İnsan bir kere yalnız kaldı mı, derinleşir tüm anlamı var oluşların. Farklı bir yerde bulur kendini çoğu zaman, duyar ama anlayamaz, görür ama deler geçer bakışları gözünün önündekini derinlere dalar. Ani bir uyanış gerekir yalnız kaldı mı bir kere insan.
Anlatamadıkça içinde biriktirdiklerini, yeni birini büyütmeye başlar ruhunda. Kimsenin bilmediği, yavaş yavaş herkesten uzaklaştırdığı biri .. Onunla dertleşir sadece, onunla yaşar iyi kötü her şeyi. Yaşayamaz da aslında pek, çünkü artık kendi içinde yalnızdır..
Bir insanın yaşayabileceği en ağır sıkışmışlık hissi kendi içinde yalnız olmak. Duyguların en zoru, en başa çıkılamayanı ve insanı en delirteni.. Kendi kendine kalışların insanı boğduğu ve bir çıkmaza sürüklediği duygu. Gittikçe insanı kendinden bile ayıran duygu..

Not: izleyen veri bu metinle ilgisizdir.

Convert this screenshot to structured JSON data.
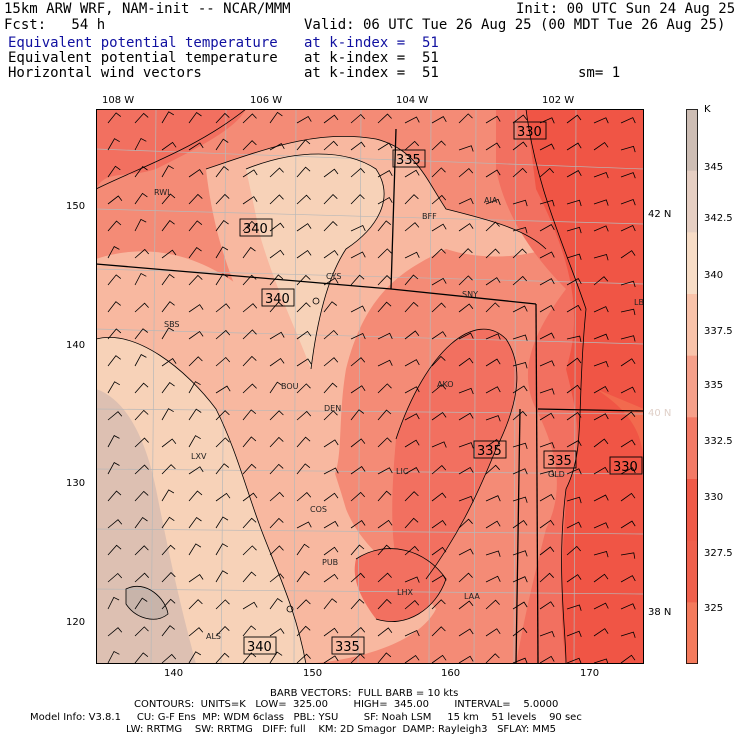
{
  "header": {
    "line1_left": "15km ARW WRF, NAM-init -- NCAR/MMM",
    "line1_right": "Init: 00 UTC Sun 24 Aug 25",
    "fcst_label": "Fcst:   54 h",
    "valid": "Valid: 06 UTC Tue 26 Aug 25 (00 MDT Tue 26 Aug 25)",
    "field1": "Equivalent potential temperature",
    "field1_level": "at k-index =  51",
    "field2": "Equivalent potential temperature",
    "field2_level": "at k-index =  51",
    "field3": "Horizontal wind vectors",
    "field3_level": "at k-index =  51",
    "smooth": "sm= 1"
  },
  "map": {
    "top_lon_labels": [
      "108 W",
      "106 W",
      "104 W",
      "102 W"
    ],
    "left_y_ticks": [
      "150",
      "140",
      "130",
      "120"
    ],
    "bottom_x_ticks": [
      "140",
      "150",
      "160",
      "170"
    ],
    "right_lat_labels": [
      "42 N",
      "40 N",
      "38 N"
    ],
    "stations": [
      "RWL",
      "BFF",
      "AIA",
      "CYS",
      "SNY",
      "LBF",
      "SBS",
      "BOU",
      "DEN",
      "AKO",
      "LXV",
      "LIC",
      "GLD",
      "COS",
      "PUB",
      "LHX",
      "LAA",
      "ALS"
    ],
    "contour_labels": [
      "330",
      "335",
      "340",
      "340",
      "335",
      "335",
      "330",
      "340",
      "335"
    ],
    "colors": {
      "c_325": "#f26a4e",
      "c_330": "#f05545",
      "c_332": "#f27060",
      "c_335": "#f48b76",
      "c_337": "#f8b8a0",
      "c_340": "#f7d2b8",
      "c_342": "#ddc0b2",
      "c_345": "#c8b4aa"
    }
  },
  "colorbar": {
    "unit": "K",
    "labels": [
      "345",
      "342.5",
      "340",
      "337.5",
      "335",
      "332.5",
      "330",
      "327.5",
      "325"
    ],
    "colors": [
      "#cdbdb4",
      "#e6cfc3",
      "#f7dcc6",
      "#f9c3aa",
      "#f6a08a",
      "#f37a66",
      "#ef5a48",
      "#f0604c",
      "#f47a5c"
    ]
  },
  "footer": {
    "barb": "BARB VECTORS:  FULL BARB = 10 kts",
    "contours": "CONTOURS:  UNITS=K   LOW=  325.00        HIGH=  345.00        INTERVAL=    5.0000",
    "model1": "Model Info: V3.8.1     CU: G-F Ens  MP: WDM 6class   PBL: YSU        SF: Noah LSM     15 km    51 levels    90 sec",
    "model2": "LW: RRTMG    SW: RRTMG   DIFF: full    KM: 2D Smagor  DAMP: Rayleigh3   SFLAY: MM5"
  }
}
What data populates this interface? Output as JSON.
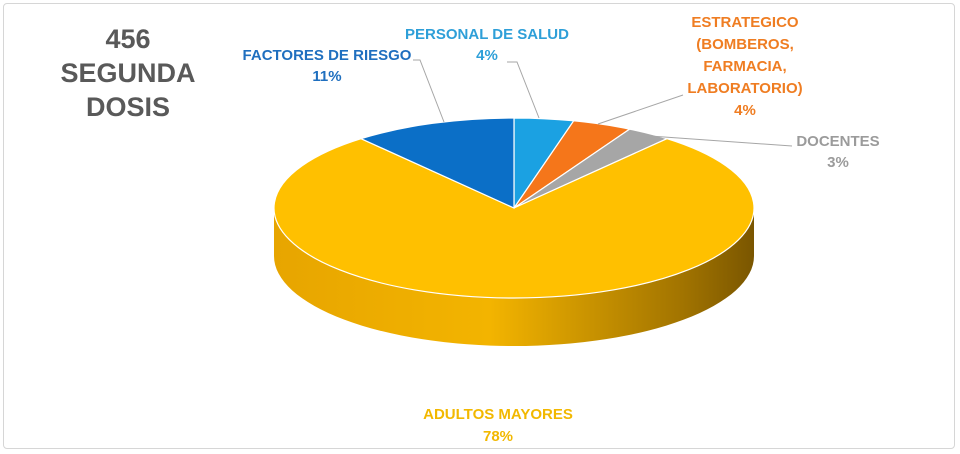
{
  "chart_data": {
    "type": "pie",
    "title": [
      "456",
      "SEGUNDA DOSIS"
    ],
    "slices": [
      {
        "label": [
          "PERSONAL DE SALUD"
        ],
        "pct_label": "4%",
        "value": 4,
        "color": "#1ba1e2",
        "label_color": "#2e9fd8"
      },
      {
        "label": [
          "ESTRATEGICO",
          "(BOMBEROS,",
          "FARMACIA,",
          "LABORATORIO)"
        ],
        "pct_label": "4%",
        "value": 4,
        "color": "#f5761a",
        "label_color": "#ef7d22"
      },
      {
        "label": [
          "DOCENTES"
        ],
        "pct_label": "3%",
        "value": 3,
        "color": "#a6a6a6",
        "label_color": "#9b9b9b"
      },
      {
        "label": [
          "ADULTOS MAYORES"
        ],
        "pct_label": "78%",
        "value": 78,
        "color": "#ffc000",
        "label_color": "#f2b800"
      },
      {
        "label": [
          "FACTORES DE RIESGO"
        ],
        "pct_label": "11%",
        "value": 11,
        "color": "#0b6fc7",
        "label_color": "#1f6fbf"
      }
    ],
    "legend": "none"
  }
}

İnsan bir kere yalnız kaldı mı, güveni bir kere kırıldı mı insanlara karşı, kendini hep yalnız hisseder ve ne olursa olsun yanında kim olursa olsun doldurulamaz bir boşluk taşır içinde. Ne bir anlamı kalır bir zamanlar onu güldüren şeylerin ne de tadı.. Anıları ve olanları düşünmekle geçirir vaktini. Mesela küçük bir an ister yeri gelir, birisi bir bakışıyla anlasın onu, çözsün gözlerindeki ve kalbindeki derinliği, ama yoktur.. Der ki çok kötüyüm, birisi omzunu verir ona, kalbini açar ya da mutluluktan uçuyorum dediğinde öyle bir gülümser ki dünyalar hepten onundur artık, ama yine yoktur.. Çabalamak ister birisinin mutluluğu için, birileri uğruna bir şeyler yapabilmek için, ama yoktur...
İnsan bir kere yalnız kaldı mı herşeye anlam katmaya çalışır, unuttuğu ve unutturulan her şeyi aramaya çalışır. İnsan bir kere yalnız kaldı mı geri dönüşü olmayan pek çok yara açılır kalbinde işte. Hepsi bu.